Moving twenty hours away from home to attend graduate school was a big decision and one that I knew would be difficult from time to time. Although I’ve dealt with the requisite homesickness and living off of a (very) small bank account, what I’ve missed most (besides my family and friends) are the culinary delights of the South.
Although New York does have food stuffs I was otherwise unaware of in Arkansas (Kosher pickles are sooo much better) there is a lack of some of my favorite things.
Fried chicken just isn’t the same, there is no Shiner to be found either in a bar or in a liquor store, and the barbeque is pitiful, despite the fact that Dinosaur BarBQue pretends to be great and has somehow duped people into agreeing with them.
My Southern taste buds are not fooled.
Even though Syracuse does not have much to offer this wayward Arkie when she is craving Southern food, New York City is a different story.
With entire neighborhoods of the city dedicated to different nationalities, New York City is a foodie dream. From Chinatown to Astoria, Little Italy to Brighton Beach, it is difficult to become bored with the culinary attractions. Luckily, this includes Southern offerings.
I met up with two U of A alum friends in New York last weekend, and nestled within our itinerary of Broadway shows and holiday sights, was a stop at Southern Hospitality, the Memphis-themed restaurant and bar that Justin Timberlake partially owns.
On the subway to Southern Hospitality, the three of us talked about what we hoped they served. My friends, who are currently living in Washington, D.C., were hoping for SoCo (Southern Comfort) and Dr. Pepper.

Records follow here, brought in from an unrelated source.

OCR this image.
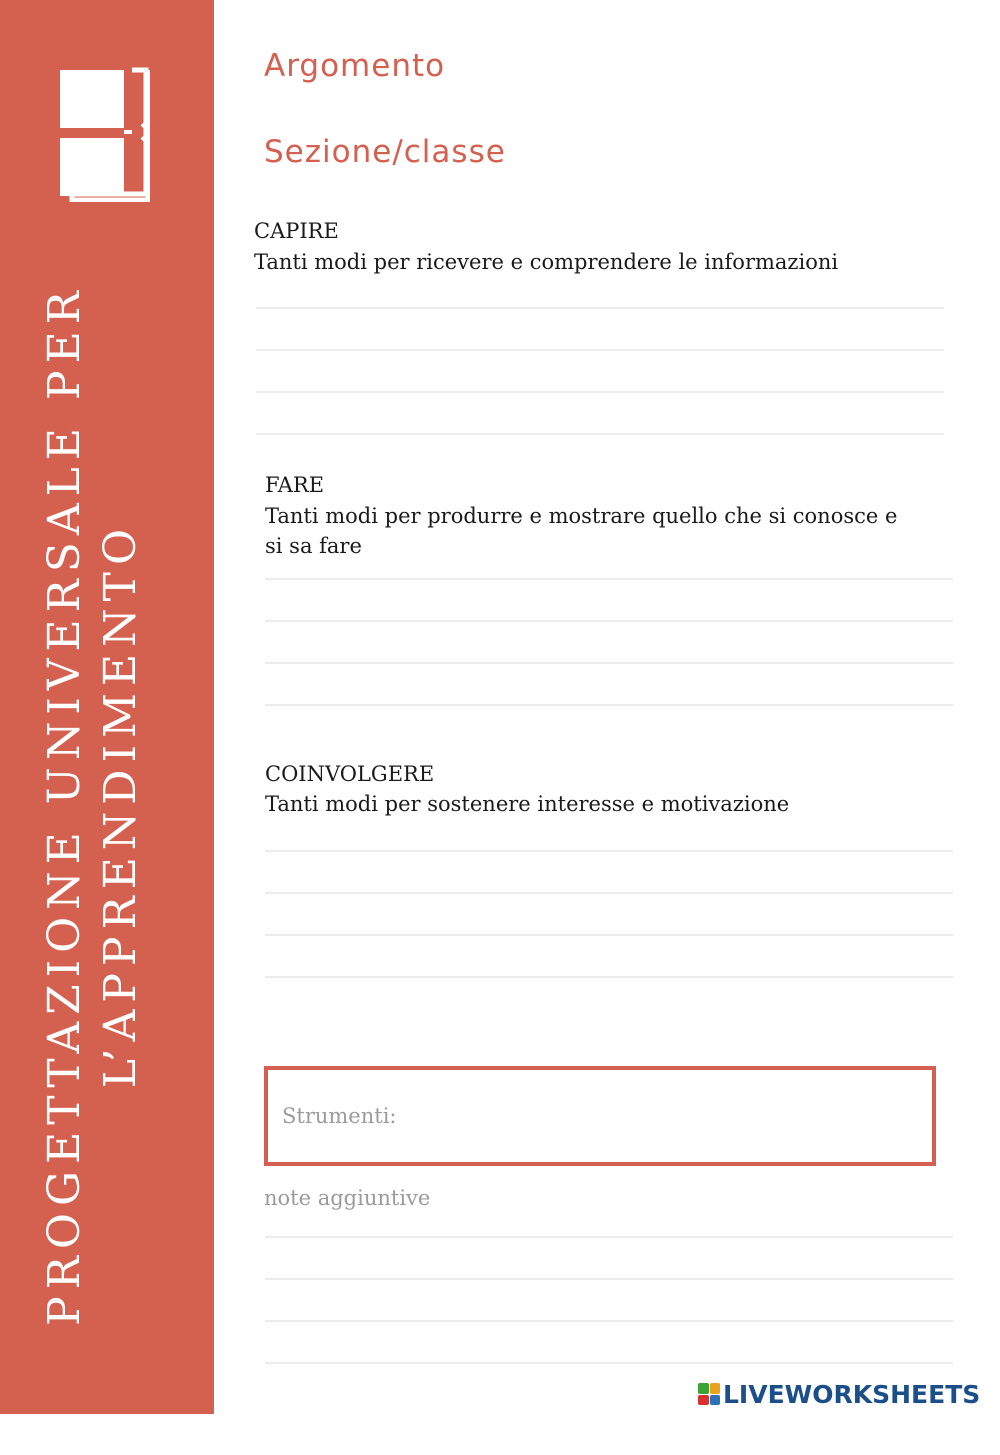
PROGETTAZIONE UNIVERSALE PER L’APPRENDIMENTO
Argomento
Sezione/classe
CAPIRE
Tanti modi per ricevere e comprendere le informazioni
FARE
Tanti modi per produrre e mostrare quello che si conosce e si sa fare
COINVOLGERE
Tanti modi per sostenere interesse e motivazione
Strumenti:
note aggiuntive
LIVEWORKSHEETS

I was praying that somehow a distribution deal was worked out with Shiner.
When we arrived, every SEC game being played that night, as well as a brutal UFC fight, was broadcast on a high definition television, but there was a surprising lack of patrons for a Saturday night in NYC. Although the menu at Southern Hospitality seemed legitimate in their offerings, the bar was disappointing. There was no Dr. Pepper nor Shiner.
So, we settled for a round of beers–Magic Hat 9, Newcastle, and Blue Moon respectively.
After our round, we decided to tab out and venture back into the cold, windy streets of Manhattan. Luckily, we did not have to walk for long because we spied a neon sign across the street that read Brother Jimmy’s BBQ.
As soon as we walked in the door, we knew that this was the place for us.
The decor consists of exposed hard wood floors, Southern license plates adorn the walls, and the staff wears t-shirts with the slogan “Put Some South in Yo’ Mouth.” A sign over the bar informed us that on Wednesdays a Southern ID gets you 10% off and it doubles as Ladies Night. Unfortunately for us, it was Saturday.
Like Southern Hospitality, Brother Jimmy’s had the football games on, but the difference was that there were actually people in the bar. We pushed our way to the bar and ordered PBR — maybe not the tastiest choice, but a cheap one.
After awhile, we found a table and were approached by the too-cute-for-words waitress, Katie. She let us know about the drink specials, which included Swamp Water (served in a fish bowl with many straws), Bourbon Lemonade (my choice for the night), Plantation Punch, and The Battle of Antietam Bloody Mary.
Brother Jimmy’s Bourbon Lemonade
At the end of the night, when my friends and I were already convinced that Brother Jimmy’s is a great bar, we saw a sign that read “Y’all Now Leaving Hog Heaven.”
We are officially fans–even if we only had the drinks.
So, if any of y’all are heading to NYC anytime soon, I highly recommend that you find one of the six Brother Jimmy’s Manhattan locations. You’ll feel right at home.